遅刻があったときの減給|就業規則の規定例
遅刻があったときの減給
- 遅刻を3回したときに、欠勤したものとして1日分の賃金を減額することは、問題があるのでしょうか?また、そのように就業規則に記載していると、問題になりますか?
- 法律的に問題がありますので、就業規則に記載することもできません。そのような取り扱いは止めてください。
遅刻があったときの減給
例えば、1日8時間勤務で、20分の遅刻を3回したとします。このときに、1時間分(20分×3回)の賃金を減額することは可能です。しかし、欠勤したものとして、1日8時間分(>1時間分)の賃金を減額することはできません。
賃金は、勤務した時間分に対して支払わないといけないのが原則です。
勤務しなかった時間分の賃金を差し引くことはできますが、勤務しなかった時間分を超えて減額することは、「賃金の不払い」として労働基準法違反になってしまいます。
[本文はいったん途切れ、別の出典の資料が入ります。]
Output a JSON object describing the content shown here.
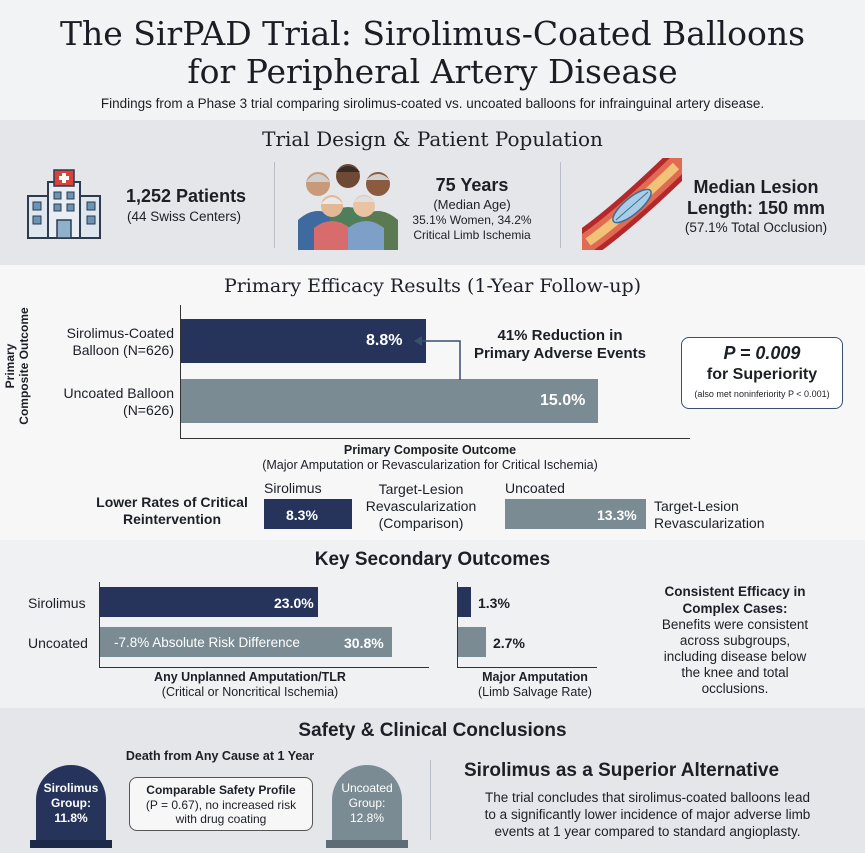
{
  "header": {
    "title_line1": "The SirPAD Trial: Sirolimus-Coated Balloons",
    "title_line2": "for Peripheral Artery Disease",
    "subtitle": "Findings from a Phase 3 trial comparing sirolimus-coated vs. uncoated balloons for infrainguinal artery disease."
  },
  "design": {
    "heading": "Trial Design & Patient Population",
    "patients_big": "1,252 Patients",
    "patients_small": "(44 Swiss Centers)",
    "age_big": "75 Years",
    "age_small1": "(Median Age)",
    "age_small2": "35.1% Women, 34.2%",
    "age_small3": "Critical Limb Ischemia",
    "lesion_big1": "Median Lesion",
    "lesion_big2": "Length: 150 mm",
    "lesion_small": "(57.1% Total Occlusion)",
    "icons": [
      "hospital-icon",
      "patients-group-icon",
      "artery-balloon-icon"
    ]
  },
  "primary": {
    "heading": "Primary Efficacy Results (1-Year Follow-up)",
    "y_axis_label_line1": "Primary",
    "y_axis_label_line2": "Composite Outcome",
    "bar1_label1": "Sirolimus-Coated",
    "bar1_label2": "Balloon (N=626)",
    "bar1_value_text": "8.8%",
    "bar2_label1": "Uncoated Balloon",
    "bar2_label2": "(N=626)",
    "bar2_value_text": "15.0%",
    "reduction1": "41% Reduction in",
    "reduction2": "Primary Adverse Events",
    "pvalue": "P = 0.009",
    "pvalue_sub": "for Superiority",
    "pvalue_note": "(also met noninferiority P < 0.001)",
    "xlabel1": "Primary Composite Outcome",
    "xlabel2": "(Major Amputation or Revascularization for Critical Ischemia)"
  },
  "chart_data": [
    {
      "type": "bar",
      "orientation": "horizontal",
      "categories": [
        "Sirolimus-Coated Balloon (N=626)",
        "Uncoated Balloon (N=626)"
      ],
      "values": [
        8.8,
        15.0
      ],
      "xlabel": "Primary Composite Outcome",
      "ylabel": "Primary Composite Outcome",
      "units": "%"
    },
    {
      "type": "bar",
      "orientation": "horizontal",
      "categories": [
        "Sirolimus",
        "Uncoated"
      ],
      "values": [
        8.3,
        13.3
      ],
      "xlabel": "Target-Lesion Revascularization",
      "units": "%"
    },
    {
      "type": "bar",
      "orientation": "horizontal",
      "categories": [
        "Sirolimus",
        "Uncoated"
      ],
      "values": [
        23.0,
        30.8
      ],
      "xlabel": "Any Unplanned Amputation/TLR",
      "units": "%"
    },
    {
      "type": "bar",
      "orientation": "horizontal",
      "categories": [
        "Sirolimus",
        "Uncoated"
      ],
      "values": [
        1.3,
        2.7
      ],
      "xlabel": "Major Amputation",
      "units": "%"
    }
  ],
  "tlr": {
    "title1": "Lower Rates of Critical",
    "title2": "Reintervention",
    "sir_label": "Sirolimus",
    "sir_value": "8.3%",
    "mid1": "Target-Lesion",
    "mid2": "Revascularization",
    "mid3": "(Comparison)",
    "unc_label": "Uncoated",
    "unc_value": "13.3%",
    "right1": "Target-Lesion",
    "right2": "Revascularization"
  },
  "secondary": {
    "heading": "Key Secondary Outcomes",
    "row1": "Sirolimus",
    "row2": "Uncoated",
    "amp_tlr_sir": "23.0%",
    "amp_tlr_unc": "30.8%",
    "amp_tlr_diff": "-7.8% Absolute Risk Difference",
    "amp_tlr_label1": "Any Unplanned Amputation/TLR",
    "amp_tlr_label2": "(Critical or Noncritical Ischemia)",
    "major_sir": "1.3%",
    "major_unc": "2.7%",
    "major_label1": "Major Amputation",
    "major_label2": "(Limb Salvage Rate)",
    "consistent_title1": "Consistent Efficacy in",
    "consistent_title2": "Complex Cases:",
    "consistent_body1": "Benefits were consistent",
    "consistent_body2": "across subgroups,",
    "consistent_body3": "including disease below",
    "consistent_body4": "the knee and total",
    "consistent_body5": "occlusions."
  },
  "safety": {
    "heading": "Safety & Clinical Conclusions",
    "death_title": "Death from Any Cause at 1 Year",
    "stone1_l1": "Sirolimus",
    "stone1_l2": "Group:",
    "stone1_l3": "11.8%",
    "stone2_l1": "Uncoated",
    "stone2_l2": "Group:",
    "stone2_l3": "12.8%",
    "box_title": "Comparable Safety Profile",
    "box_l1": "(P = 0.67), no increased risk",
    "box_l2": "with drug coating",
    "concl_title": "Sirolimus as a Superior Alternative",
    "concl_l1": "The trial concludes that sirolimus-coated balloons lead",
    "concl_l2": "to a significantly lower incidence of major adverse limb",
    "concl_l3": "events at 1 year compared to standard angioplasty."
  },
  "colors": {
    "navy": "#26345c",
    "slate": "#7b8b93",
    "band": "#e4e6ea"
  }
}
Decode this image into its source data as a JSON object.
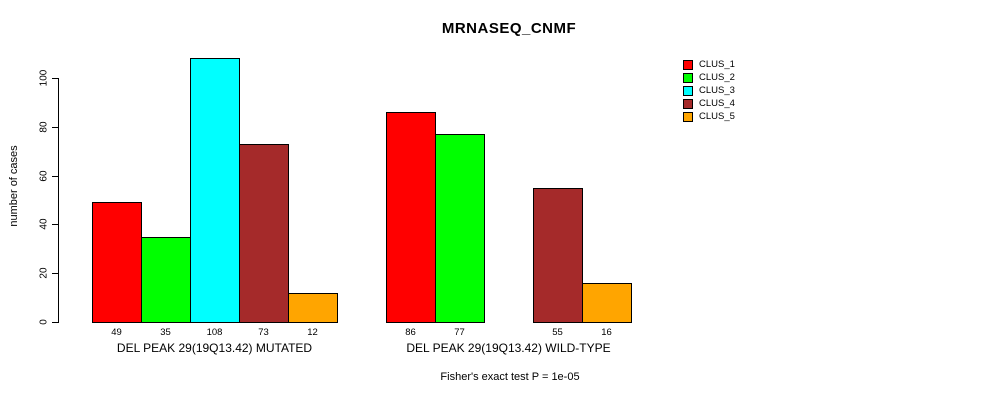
{
  "title": "MRNASEQ_CNMF",
  "footer_note": "Fisher's exact test P = 1e-05",
  "chart_data": {
    "type": "bar",
    "title": "MRNASEQ_CNMF",
    "xlabel": "",
    "ylabel": "number of cases",
    "ylim": [
      0,
      108
    ],
    "yticks": [
      0,
      20,
      40,
      60,
      80,
      100
    ],
    "grid": false,
    "legend_position": "top-right-outside",
    "bar_value_labels_shown": true,
    "zero_value_bars_hidden": true,
    "categories": [
      "DEL PEAK 29(19Q13.42) MUTATED",
      "DEL PEAK 29(19Q13.42) WILD-TYPE"
    ],
    "series": [
      {
        "name": "CLUS_1",
        "color": "#FF0000",
        "values": [
          49,
          86
        ]
      },
      {
        "name": "CLUS_2",
        "color": "#00FF00",
        "values": [
          35,
          77
        ]
      },
      {
        "name": "CLUS_3",
        "color": "#00FFFF",
        "values": [
          108,
          0
        ]
      },
      {
        "name": "CLUS_4",
        "color": "#A52A2A",
        "values": [
          73,
          55
        ]
      },
      {
        "name": "CLUS_5",
        "color": "#FFA500",
        "values": [
          12,
          16
        ]
      }
    ],
    "annotation": "Fisher's exact test P = 1e-05"
  }
}
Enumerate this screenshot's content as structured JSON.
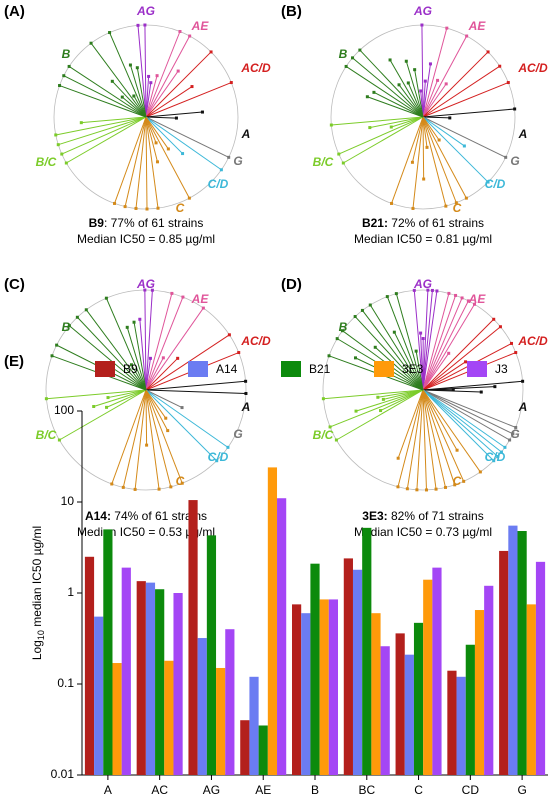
{
  "panels": [
    {
      "label": "(A)",
      "antibody": "B9",
      "caption": ": 77% of 61 strains",
      "median": "Median IC50 = 0.85 µg/ml",
      "clades": [
        "AG",
        "AE",
        "AC/D",
        "A",
        "G",
        "C/D",
        "C",
        "B/C",
        "B"
      ]
    },
    {
      "label": "(B)",
      "antibody": "B21:",
      "caption": " 72% of 61 strains",
      "median": "Median IC50 = 0.81 µg/ml",
      "clades": [
        "AG",
        "AE",
        "AC/D",
        "A",
        "G",
        "C/D",
        "C",
        "B/C",
        "B"
      ]
    },
    {
      "label": "(C)",
      "antibody": "A14:",
      "caption": " 74% of 61 strains",
      "median": "Median IC50 = 0.53 µg/ml",
      "clades": [
        "AG",
        "AE",
        "AC/D",
        "A",
        "G",
        "C/D",
        "C",
        "B/C",
        "B"
      ]
    },
    {
      "label": "(D)",
      "antibody": "3E3:",
      "caption": " 82% of 71 strains",
      "median": "Median IC50 = 0.73 µg/ml",
      "clades": [
        "AG",
        "AE",
        "AC/D",
        "A",
        "G",
        "C/D",
        "C",
        "B/C",
        "B"
      ]
    }
  ],
  "chart_data": {
    "type": "bar",
    "panel_label": "(E)",
    "y_label": {
      "base": "Log",
      "subscript": "10",
      "rest": " median IC50 µg/ml"
    },
    "categories": [
      "A",
      "AC",
      "AG",
      "AE",
      "B",
      "BC",
      "C",
      "CD",
      "G"
    ],
    "series": [
      {
        "name": "B9",
        "color": "#b3201c",
        "values": [
          2.5,
          1.35,
          10.5,
          0.04,
          0.75,
          2.4,
          0.36,
          0.14,
          2.9
        ]
      },
      {
        "name": "A14",
        "color": "#6b7cf2",
        "values": [
          0.55,
          1.3,
          0.32,
          0.12,
          0.6,
          1.8,
          0.21,
          0.12,
          5.5
        ]
      },
      {
        "name": "B21",
        "color": "#0c8a0c",
        "values": [
          5,
          1.1,
          4.3,
          0.035,
          2.1,
          5.2,
          0.47,
          0.27,
          4.8
        ]
      },
      {
        "name": "3E3",
        "color": "#ff9a0a",
        "values": [
          0.17,
          0.18,
          0.15,
          24,
          0.85,
          0.6,
          1.4,
          0.65,
          0.75
        ]
      },
      {
        "name": "J3",
        "color": "#a446f5",
        "values": [
          1.9,
          1.0,
          0.4,
          11,
          0.85,
          0.26,
          1.9,
          1.2,
          2.2
        ]
      }
    ],
    "log_scale": true,
    "ylim": [
      0.01,
      100
    ],
    "yticks": [
      0.01,
      0.1,
      1,
      10,
      100
    ]
  }
}
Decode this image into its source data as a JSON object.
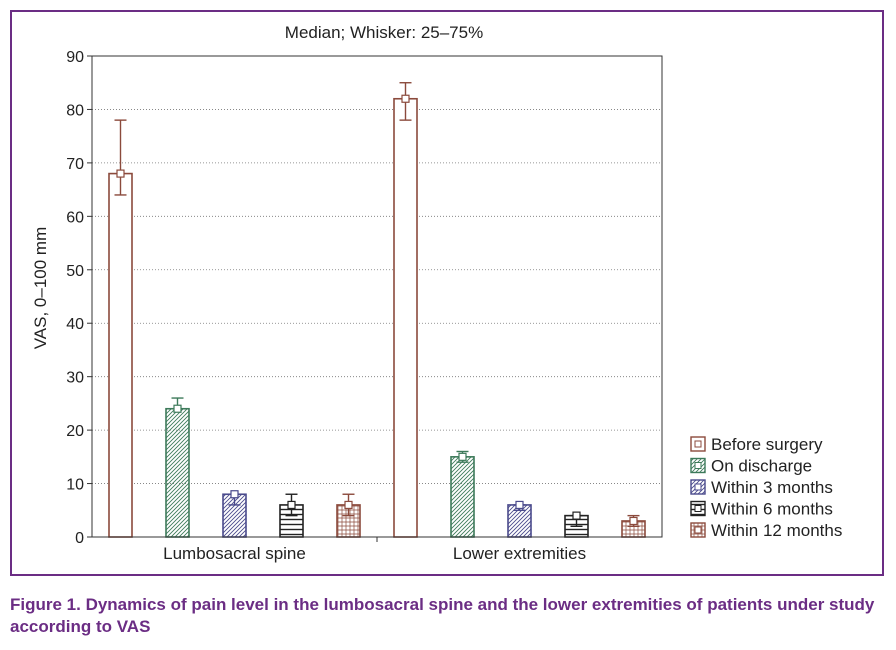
{
  "chart_data": {
    "type": "bar",
    "title": "Median; Whisker: 25–75%",
    "ylabel": "VAS, 0–100 mm",
    "xlabel": "",
    "ylim": [
      0,
      90
    ],
    "yticks": [
      0,
      10,
      20,
      30,
      40,
      50,
      60,
      70,
      80,
      90
    ],
    "categories": [
      "Lumbosacral spine",
      "Lower extremities"
    ],
    "grid": true,
    "legend_position": "bottom-right",
    "series": [
      {
        "name": "Before surgery",
        "color": "#8b4a3c",
        "pattern": "none",
        "values": [
          68,
          82
        ],
        "low": [
          64,
          78
        ],
        "high": [
          78,
          85
        ]
      },
      {
        "name": "On discharge",
        "color": "#3d7a5a",
        "pattern": "diagonal",
        "values": [
          24,
          15
        ],
        "low": [
          24,
          14
        ],
        "high": [
          26,
          16
        ]
      },
      {
        "name": "Within 3 months",
        "color": "#4a4a8c",
        "pattern": "diagonal",
        "values": [
          8,
          6
        ],
        "low": [
          6,
          5
        ],
        "high": [
          8,
          6
        ]
      },
      {
        "name": "Within 6 months",
        "color": "#222222",
        "pattern": "horizontal",
        "values": [
          6,
          4
        ],
        "low": [
          4,
          2
        ],
        "high": [
          8,
          4
        ]
      },
      {
        "name": "Within 12 months",
        "color": "#8b4a3c",
        "pattern": "grid",
        "values": [
          6,
          3
        ],
        "low": [
          4,
          2
        ],
        "high": [
          8,
          4
        ]
      }
    ]
  },
  "caption": "Figure 1. Dynamics of pain level in the lumbosacral spine and the lower extremities of patients under study according to VAS",
  "colors": {
    "frame": "#6b2d84",
    "caption": "#6b2d84"
  }
}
遅刻3回で欠勤扱いとなることについて、社員本人が同意していたとしても認められません。個別の同意より、労働基準法の内容の方が優先されます。また、就業規則(賃金規程)に、「遅刻3回で欠勤扱いにする」と規定していたとしても同じです。
労働基準法は、労働条件に関する最低基準を定めた法律ですので、その最低基準より劣る個別の同意や就業規則の規定は無効になります。つまり、労働基準法で定められている最低基準に満たない取り扱いは、法律違反になります。
また、遅刻を3回したときに、賃金を減額しないで、年次有給休暇を1日消化させることも違法な取り扱いです。実際には年次有給休暇を消化していないにもかかわらず、その権利を不当に失わせることになります。
ただし、就業規則(賃金規程)に基づいて、皆勤手当を支払っている場合に、従業員が遅刻をして、皆勤手当を減額することは問題ありません。
皆勤手当は無遅刻・無欠勤であることを条件として、その条件を満たした場合に限って支給するものです。皆勤手当は、減額するというよりも、条件を満たした場合に追加でご褒美として支給するものと考えれば理解しやすいかもしれません。
なお、遅刻が繰り返される場合は、賃金を減額することを考えるより、遅刻によってどのような迷惑が掛かっているのかを説明したり、始末書を提出させたり、遅刻をなくすよう会社(上司)は根気強く指導する必要があります。
また、決められた出勤日に、決められた始業時刻に出勤することは契約内容の一部で、遅刻は立派な契約違反です。毎週1回以上遅刻をするような場合は、会社の指導状況にもよりますが、解雇の正当な事由にもなり得ます。